A question of trust: licensing trademarks
It is a common practice for Japanese businesses to borrow and use internationally famous brands’ trademarks from the companies that own the trademarks, so as to boost their business activities in Japan.
Our firm has often negotiated and administered such borrowing of famous trademarks on behalf of our Japanese clients. We believe that this trademark-borrowing trend will continue for some time, due to the Japanese people’s penchant for name brands and the trademark owners’ desire to earn royalty income for the use of their trademarks.
However, we are fully aware of the difference between the Japanese and some foreign countries’ concepts concerning the granting and registering of rights to use a trademark.
“THIS SYSTEM IS ESPECIALLY ADVANTAGEOUS IF A LICENSOR MUST SIMULTANEOUSLY ADMINISTER THE LICENSING OF BOTH A TRADEMARK AND A COPYRIGHT.”
Although in some other countries registration of a right of exclusive use or non-exclusive use of a trademark is not required for a licensee to secure such a right, or to make third parties aware of such a licensee’s right, the system in Japan is the opposite of that.
In Japan, granting and registering a right of exclusive use or non-exclusive use of a trademark tends not to occur, because of the costs and time required for registering such a right.
For patents, since the Patent Law revision enacted on April 2, 2012, it has not been necessary to register a non-exclusive licence or a provisional non-exclusive licence to use a patent, because since then such licensing has been deemed to be an inherent right that is protected against third parties.
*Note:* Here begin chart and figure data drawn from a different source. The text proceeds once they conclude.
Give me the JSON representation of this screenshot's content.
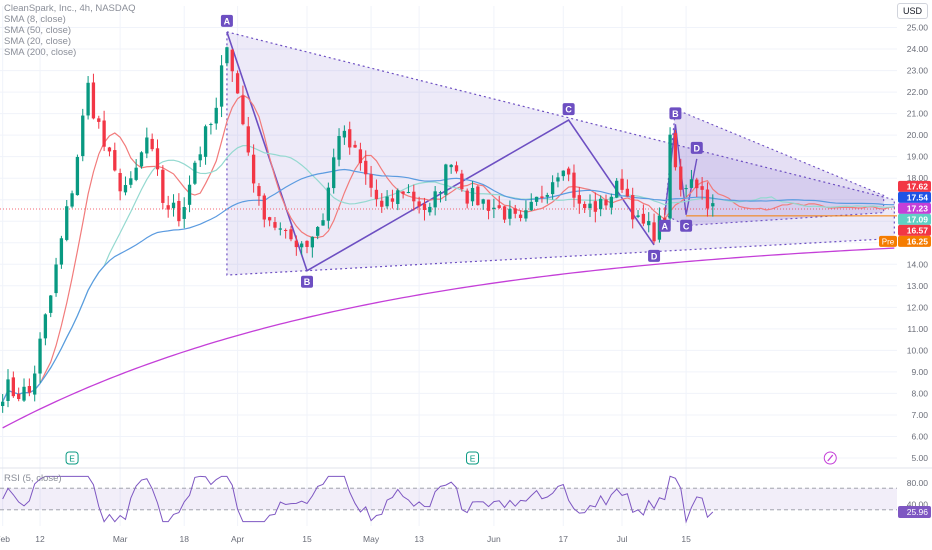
{
  "legend": {
    "title": "CleanSpark, Inc., 4h, NASDAQ",
    "sma1": "SMA (8, close)",
    "sma2": "SMA (50, close)",
    "sma3": "SMA (20, close)",
    "sma4": "SMA (200, close)"
  },
  "currency_button": "USD",
  "rsi_label": "RSI (5, close)",
  "colors": {
    "up": "#089981",
    "down": "#f23645",
    "sma8": "#f27b7b",
    "sma20": "#94d9d0",
    "sma50": "#5b9be0",
    "sma200": "#c43fd8",
    "pattern": "#6d4fc2",
    "grid": "#f0f3fa"
  },
  "events": [
    "E",
    "E"
  ],
  "chart_data": {
    "type": "candlestick",
    "title": "CleanSpark, Inc., 4h, NASDAQ",
    "ylim": [
      5.0,
      26.0
    ],
    "y_ticks": [
      "25.00",
      "24.00",
      "23.00",
      "22.00",
      "21.00",
      "20.00",
      "19.00",
      "18.00",
      "17.00",
      "16.00",
      "15.00",
      "14.00",
      "13.00",
      "12.00",
      "11.00",
      "10.00",
      "9.00",
      "8.00",
      "7.00",
      "6.00",
      "5.00"
    ],
    "y_tick_values": [
      25,
      24,
      23,
      22,
      21,
      20,
      19,
      18,
      17,
      16,
      15,
      14,
      13,
      12,
      11,
      10,
      9,
      8,
      7,
      6,
      5
    ],
    "x_ticks": [
      "Feb",
      "12",
      "Mar",
      "18",
      "Apr",
      "15",
      "May",
      "13",
      "Jun",
      "17",
      "Jul",
      "15"
    ],
    "bar_count": 168,
    "x_tick_bars": [
      0,
      7,
      22,
      34,
      44,
      57,
      69,
      78,
      92,
      105,
      116,
      128
    ],
    "close_path": [
      [
        0,
        8.2
      ],
      [
        5,
        8.0
      ],
      [
        9,
        12.5
      ],
      [
        13,
        17.6
      ],
      [
        16,
        22.2
      ],
      [
        19,
        19.5
      ],
      [
        21,
        18.0
      ],
      [
        24,
        17.5
      ],
      [
        27,
        19.8
      ],
      [
        30,
        17.0
      ],
      [
        33,
        16.2
      ],
      [
        36,
        18.8
      ],
      [
        40,
        21.0
      ],
      [
        42,
        24.6
      ],
      [
        45,
        20.5
      ],
      [
        48,
        16.8
      ],
      [
        53,
        15.2
      ],
      [
        57,
        15.0
      ],
      [
        60,
        16.2
      ],
      [
        63,
        20.2
      ],
      [
        66,
        19.1
      ],
      [
        71,
        16.5
      ],
      [
        75,
        17.5
      ],
      [
        80,
        16.4
      ],
      [
        84,
        19.0
      ],
      [
        87,
        17.2
      ],
      [
        91,
        16.8
      ],
      [
        94,
        16.4
      ],
      [
        97,
        15.8
      ],
      [
        100,
        16.9
      ],
      [
        105,
        18.8
      ],
      [
        108,
        16.6
      ],
      [
        112,
        16.7
      ],
      [
        116,
        17.8
      ],
      [
        119,
        15.9
      ],
      [
        122,
        15.5
      ],
      [
        124,
        16.3
      ],
      [
        125,
        19.6
      ],
      [
        127,
        17.3
      ],
      [
        129,
        18.2
      ],
      [
        131,
        17.4
      ],
      [
        133,
        16.6
      ]
    ],
    "price_labels": [
      {
        "value": 17.62,
        "text": "17.62",
        "color": "#f23645"
      },
      {
        "value": 17.54,
        "text": "17.54",
        "color": "#1e53e5"
      },
      {
        "value": 17.23,
        "text": "17.23",
        "color": "#c43fd8"
      },
      {
        "value": 17.09,
        "text": "17.09",
        "color": "#5fd0c4"
      },
      {
        "value": 16.57,
        "text": "16.57",
        "color": "#f23645"
      },
      {
        "value": 16.25,
        "text": "16.25",
        "color": "#f57c00",
        "prefix": "Pre"
      }
    ],
    "pattern_points": [
      {
        "label": "A",
        "bar": 42,
        "value": 24.8
      },
      {
        "label": "B",
        "bar": 57,
        "value": 13.7
      },
      {
        "label": "C",
        "bar": 106,
        "value": 20.7
      },
      {
        "label": "D",
        "bar": 122,
        "value": 14.9
      }
    ],
    "pattern_points_2": [
      {
        "label": "A",
        "bar": 124,
        "value": 16.3
      },
      {
        "label": "B",
        "bar": 126,
        "value": 20.5
      },
      {
        "label": "C",
        "bar": 128,
        "value": 16.3
      },
      {
        "label": "D",
        "bar": 130,
        "value": 18.9
      }
    ],
    "rsi": {
      "ylim": [
        0,
        100
      ],
      "ticks": [
        "80.00",
        "40.00"
      ],
      "tick_values": [
        80,
        40
      ],
      "current": "25.96",
      "current_value": 25.96,
      "band": [
        30,
        70
      ]
    }
  }
}
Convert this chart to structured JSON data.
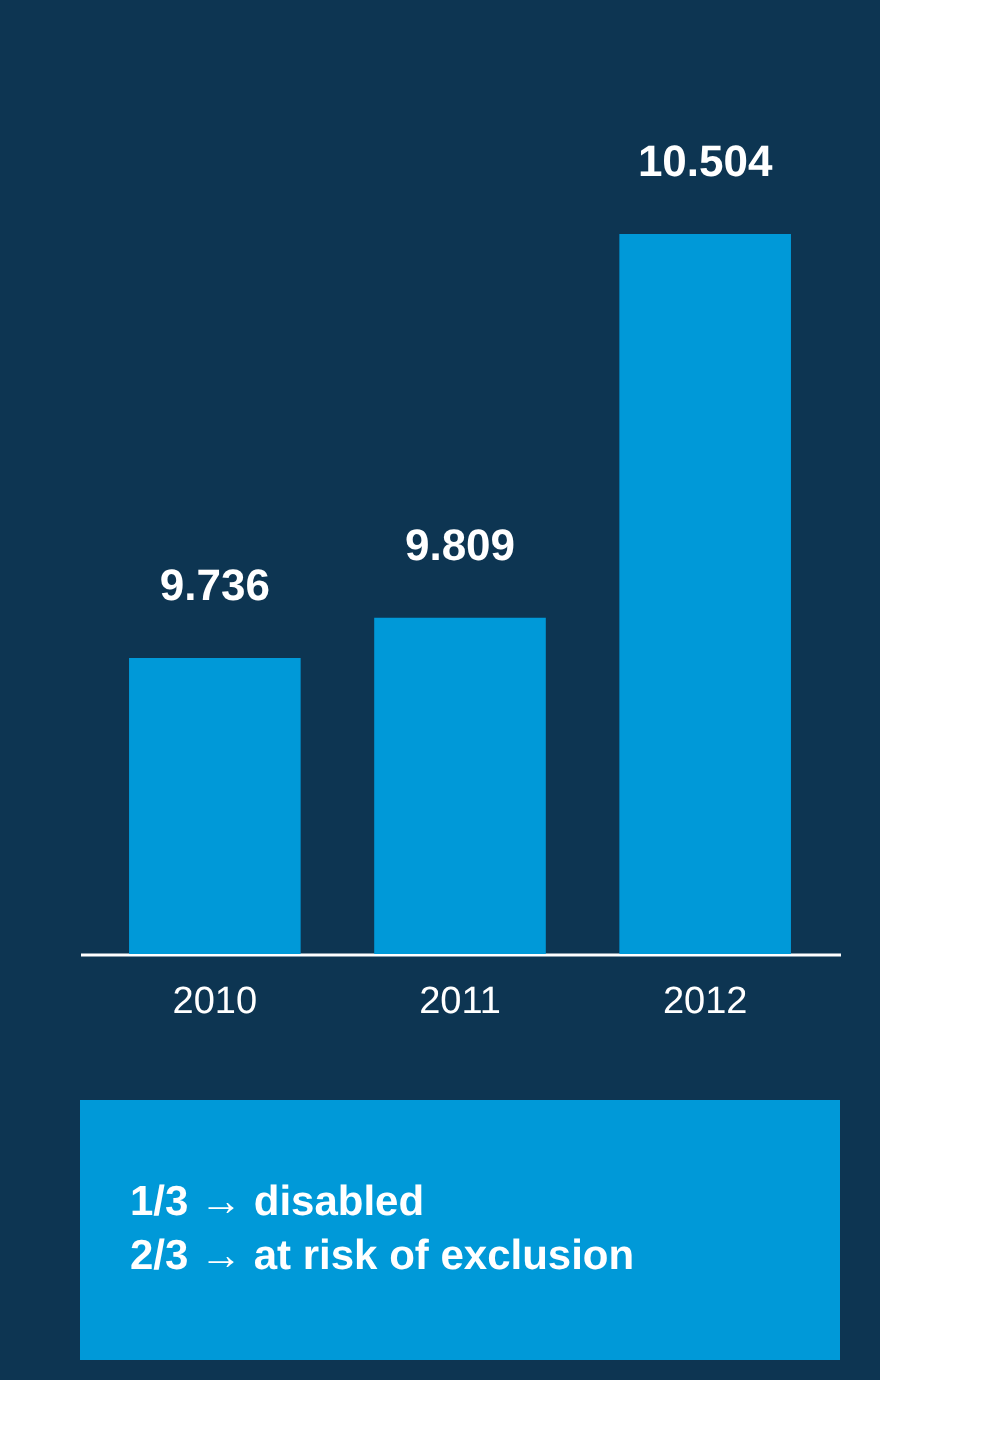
{
  "chart_data": {
    "type": "bar",
    "categories": [
      "2010",
      "2011",
      "2012"
    ],
    "values": [
      9.736,
      9.809,
      10.504
    ],
    "colors": [
      "#0099d8",
      "#0099d8",
      "#0099d8"
    ],
    "ylim": [
      9.2,
      10.504
    ],
    "data_labels": true,
    "tick_labels": "x",
    "grid": false,
    "annotations": [
      "1/3 → disabled",
      "2/3 → at risk of exclusion"
    ]
  }
}
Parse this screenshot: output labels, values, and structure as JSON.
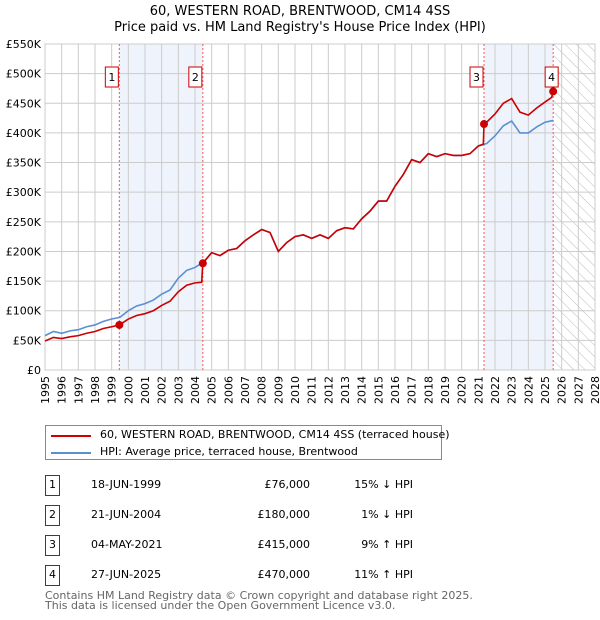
{
  "chart_data": {
    "type": "line",
    "title": "60, WESTERN ROAD, BRENTWOOD, CM14 4SS",
    "subtitle": "Price paid vs. HM Land Registry's House Price Index (HPI)",
    "xlim": [
      1995,
      2028
    ],
    "ylim": [
      0,
      550000
    ],
    "x_ticks": [
      "1995",
      "1996",
      "1997",
      "1998",
      "1999",
      "2000",
      "2001",
      "2002",
      "2003",
      "2004",
      "2005",
      "2006",
      "2007",
      "2008",
      "2009",
      "2010",
      "2011",
      "2012",
      "2013",
      "2014",
      "2015",
      "2016",
      "2017",
      "2018",
      "2019",
      "2020",
      "2021",
      "2022",
      "2023",
      "2024",
      "2025",
      "2026",
      "2027",
      "2028"
    ],
    "y_ticks": [
      {
        "v": 0,
        "label": "£0"
      },
      {
        "v": 50000,
        "label": "£50K"
      },
      {
        "v": 100000,
        "label": "£100K"
      },
      {
        "v": 150000,
        "label": "£150K"
      },
      {
        "v": 200000,
        "label": "£200K"
      },
      {
        "v": 250000,
        "label": "£250K"
      },
      {
        "v": 300000,
        "label": "£300K"
      },
      {
        "v": 350000,
        "label": "£350K"
      },
      {
        "v": 400000,
        "label": "£400K"
      },
      {
        "v": 450000,
        "label": "£450K"
      },
      {
        "v": 500000,
        "label": "£500K"
      },
      {
        "v": 550000,
        "label": "£550K"
      }
    ],
    "grid": true,
    "forecast_from": 2025.5,
    "colors": {
      "property": "#cc0000",
      "hpi": "#5b8fd4",
      "shade": "#eef3fc"
    },
    "series": [
      {
        "name": "60, WESTERN ROAD, BRENTWOOD, CM14 4SS (terraced house)",
        "x": [
          1995,
          1995.5,
          1996,
          1996.5,
          1997,
          1997.5,
          1998,
          1998.5,
          1999,
          1999.46,
          2000,
          2000.5,
          2001,
          2001.5,
          2002,
          2002.5,
          2003,
          2003.5,
          2004,
          2004.4,
          2004.47,
          2005,
          2005.5,
          2006,
          2006.5,
          2007,
          2007.5,
          2008,
          2008.5,
          2009,
          2009.5,
          2010,
          2010.5,
          2011,
          2011.5,
          2012,
          2012.5,
          2013,
          2013.5,
          2014,
          2014.5,
          2015,
          2015.5,
          2016,
          2016.5,
          2017,
          2017.5,
          2018,
          2018.5,
          2019,
          2019.5,
          2020,
          2020.5,
          2021,
          2021.3,
          2021.34,
          2021.5,
          2022,
          2022.5,
          2023,
          2023.5,
          2024,
          2024.5,
          2025,
          2025.4,
          2025.49
        ],
        "values": [
          49000,
          55000,
          53000,
          56000,
          58000,
          62000,
          65000,
          70000,
          73000,
          76000,
          86000,
          92000,
          95000,
          100000,
          109000,
          116000,
          132000,
          143000,
          147000,
          148000,
          180000,
          198000,
          193000,
          202000,
          205000,
          218000,
          228000,
          237000,
          232000,
          200000,
          215000,
          225000,
          228000,
          222000,
          228000,
          222000,
          235000,
          240000,
          238000,
          255000,
          268000,
          285000,
          285000,
          310000,
          330000,
          355000,
          350000,
          365000,
          360000,
          365000,
          362000,
          362000,
          365000,
          378000,
          381000,
          415000,
          418000,
          432000,
          450000,
          458000,
          435000,
          430000,
          442000,
          452000,
          460000,
          470000
        ]
      },
      {
        "name": "HPI: Average price, terraced house, Brentwood",
        "x": [
          1995,
          1995.5,
          1996,
          1996.5,
          1997,
          1997.5,
          1998,
          1998.5,
          1999,
          1999.5,
          2000,
          2000.5,
          2001,
          2001.5,
          2002,
          2002.5,
          2003,
          2003.5,
          2004,
          2004.5,
          2005,
          2005.5,
          2006,
          2006.5,
          2007,
          2007.5,
          2008,
          2008.5,
          2009,
          2009.5,
          2010,
          2010.5,
          2011,
          2011.5,
          2012,
          2012.5,
          2013,
          2013.5,
          2014,
          2014.5,
          2015,
          2015.5,
          2016,
          2016.5,
          2017,
          2017.5,
          2018,
          2018.5,
          2019,
          2019.5,
          2020,
          2020.5,
          2021,
          2021.5,
          2022,
          2022.5,
          2023,
          2023.5,
          2024,
          2024.5,
          2025,
          2025.5
        ],
        "values": [
          58000,
          65000,
          62000,
          66000,
          68000,
          73000,
          76000,
          82000,
          86000,
          89000,
          100000,
          108000,
          112000,
          118000,
          128000,
          135000,
          155000,
          168000,
          173000,
          182000,
          198000,
          193000,
          202000,
          205000,
          218000,
          228000,
          237000,
          232000,
          200000,
          215000,
          225000,
          228000,
          222000,
          228000,
          222000,
          235000,
          240000,
          238000,
          255000,
          268000,
          285000,
          285000,
          310000,
          330000,
          355000,
          350000,
          365000,
          360000,
          365000,
          362000,
          362000,
          365000,
          378000,
          382000,
          395000,
          412000,
          420000,
          400000,
          400000,
          410000,
          418000,
          421000
        ]
      }
    ],
    "sales": [
      {
        "label": "1",
        "x": 1999.46,
        "date": "18-JUN-1999",
        "price": 76000,
        "price_text": "£76,000",
        "hpi_text": "15% ↓ HPI"
      },
      {
        "label": "2",
        "x": 2004.47,
        "date": "21-JUN-2004",
        "price": 180000,
        "price_text": "£180,000",
        "hpi_text": "1% ↓ HPI"
      },
      {
        "label": "3",
        "x": 2021.34,
        "date": "04-MAY-2021",
        "price": 415000,
        "price_text": "£415,000",
        "hpi_text": "9% ↑ HPI"
      },
      {
        "label": "4",
        "x": 2025.49,
        "date": "27-JUN-2025",
        "price": 470000,
        "price_text": "£470,000",
        "hpi_text": "11% ↑ HPI"
      }
    ]
  },
  "legend": {
    "property": "60, WESTERN ROAD, BRENTWOOD, CM14 4SS (terraced house)",
    "hpi": "HPI: Average price, terraced house, Brentwood"
  },
  "footer": [
    "Contains HM Land Registry data © Crown copyright and database right 2025.",
    "This data is licensed under the Open Government Licence v3.0."
  ]
}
However, the Trademark Law was not revised in the same way as the Patent Law, and therefore it is still necessary, as before, to register a non-exclusive trademark use right in order for a licensee to secure its rights against third parties.
Accordingly, the costs and time required for such registration have not changed, and the owner of a trademark to be licensed must register a licensee’s right to exclusive use or non-exclusive use based on a licence contract. In view of the difficulties associated with the licensing of a trademark in Japan, we wish to explain the IP trust system that was introduced when the IP Law was revised in 2004.
As a result of that revision, if a licensor uses this trust system, there are virtually no costs, and almost no time is necessary to license a trademark.
The various rights that are licensed are administered by a trustee who is a property administration expert. This system is especially advantageous if a licensor must simultaneously administer the licensing of both a trademark and a copyright.
For example, in fictional character-based businesses in Japan, a trademark right concerning a character is obtained—in addition to developing businesses based on the copyright relating to the character—because of the greater enforcement power of a trademark right relative to a copyright, which need not be registered, and usually isn’t.
In such a case, the trustee of a licensed trademark right can perform all administration work for the right, such as the renewal of the trademark registration, the administration of the licensing contract, and so on.
Also, if the licensor expects to acquire many licensees (each of whom will be granted a right to non-exclusive use), the licensor will not be bothered by having to engage in activities relating to licensing if it uses a trustee, so that the licensor can direct its attention solely to its main business. We believe that the IP trust system can be effectively used by trademark owners.
Our firm also assists licensors in entering into trust agreements.